By 7 a.m. or so, the women will be sitting on their saddles, where they must stay until they reach the end of the route at Kapiolani Park, anywhere between 11 a.m. and 3 p.m.
“We tell them to eat and drink lightly that morning because they cannot dismount to use the restroom during the parade,” said Lee.
Click and save
Ramsey said that for her it was essential that the members of her pa‘u and float units enjoy the 2-1/2 hours of their ride on parade day.
Like the fresh flowers they would pick, like memory itself, the parade is an ephemeral event, and she wanted to make sure her team came away with good and lasting memories.
Lee agreed.
“It’s 4.5 miles, but you feel like you’ve been on the horse only five to 10 minutes,” she said, adding that she chose Ramsey to be queen this year “because her riding is excellent, and when you look at her on parade morning, you can just see the love that comes out of her.”
That love was apparent at Diamond J Ranch that recent Sunday, especially in the last 10 minutes of the practice, which were dedicated to free-form riding. “Have fun now and get to know your horses,” Ramsey said as, with a twinkle in her eye, she galloped her horse over to do some barrel racing with Swain. A little boy, horse trainer Faborito’s brother, chased a calf with a green lasso as two little girls watched from a stand outside the rails.

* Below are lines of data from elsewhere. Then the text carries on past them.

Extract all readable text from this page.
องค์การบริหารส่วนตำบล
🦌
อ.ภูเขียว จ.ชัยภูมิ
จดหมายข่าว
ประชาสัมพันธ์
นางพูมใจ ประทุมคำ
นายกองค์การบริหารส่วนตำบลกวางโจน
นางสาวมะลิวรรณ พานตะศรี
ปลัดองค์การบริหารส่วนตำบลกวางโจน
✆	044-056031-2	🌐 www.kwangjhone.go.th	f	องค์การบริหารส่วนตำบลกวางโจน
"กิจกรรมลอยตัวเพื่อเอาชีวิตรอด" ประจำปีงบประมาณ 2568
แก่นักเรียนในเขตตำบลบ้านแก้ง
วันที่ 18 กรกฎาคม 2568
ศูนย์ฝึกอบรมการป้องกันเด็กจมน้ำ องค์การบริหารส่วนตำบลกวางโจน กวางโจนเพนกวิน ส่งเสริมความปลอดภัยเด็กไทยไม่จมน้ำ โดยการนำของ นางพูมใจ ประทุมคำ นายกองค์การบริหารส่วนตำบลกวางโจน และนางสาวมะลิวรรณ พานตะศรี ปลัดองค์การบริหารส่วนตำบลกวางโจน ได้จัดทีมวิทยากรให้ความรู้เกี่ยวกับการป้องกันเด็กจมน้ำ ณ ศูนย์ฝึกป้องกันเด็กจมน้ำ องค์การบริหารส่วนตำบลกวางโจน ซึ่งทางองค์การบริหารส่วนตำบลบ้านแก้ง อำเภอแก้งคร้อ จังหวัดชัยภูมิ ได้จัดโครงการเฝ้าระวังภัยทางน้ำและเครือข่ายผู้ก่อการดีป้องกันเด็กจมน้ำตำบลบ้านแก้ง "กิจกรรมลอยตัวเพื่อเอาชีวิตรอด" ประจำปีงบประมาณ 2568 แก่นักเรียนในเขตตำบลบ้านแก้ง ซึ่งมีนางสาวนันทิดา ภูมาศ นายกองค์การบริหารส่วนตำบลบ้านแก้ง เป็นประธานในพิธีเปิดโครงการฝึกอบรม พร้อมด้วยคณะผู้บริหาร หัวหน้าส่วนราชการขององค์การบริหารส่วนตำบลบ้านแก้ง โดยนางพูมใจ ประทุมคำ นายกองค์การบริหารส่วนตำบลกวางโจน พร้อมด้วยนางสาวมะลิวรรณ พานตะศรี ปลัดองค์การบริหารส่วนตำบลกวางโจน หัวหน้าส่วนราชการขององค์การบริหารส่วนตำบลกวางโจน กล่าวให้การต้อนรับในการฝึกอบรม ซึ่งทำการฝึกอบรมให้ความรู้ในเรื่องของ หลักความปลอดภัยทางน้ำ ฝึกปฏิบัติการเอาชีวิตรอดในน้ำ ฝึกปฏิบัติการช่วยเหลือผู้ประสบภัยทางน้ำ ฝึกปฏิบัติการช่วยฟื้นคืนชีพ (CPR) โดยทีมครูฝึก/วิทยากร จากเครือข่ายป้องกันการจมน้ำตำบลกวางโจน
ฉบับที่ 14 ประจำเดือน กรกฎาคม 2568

“So remember, guys, sit up! Smile!” Ramsey said as they finally let their horses go home. “No sunglasses day of the parade. Kunou to the people to your left and right. You need to have eye contact with the crowd. You might have the ugliest horse and lei, but if you connect they’ll love you.”
As with all live entertainment, the audience has a role to play. So if you’re watching the parade and a rider catches your eye, be sure to kunou back.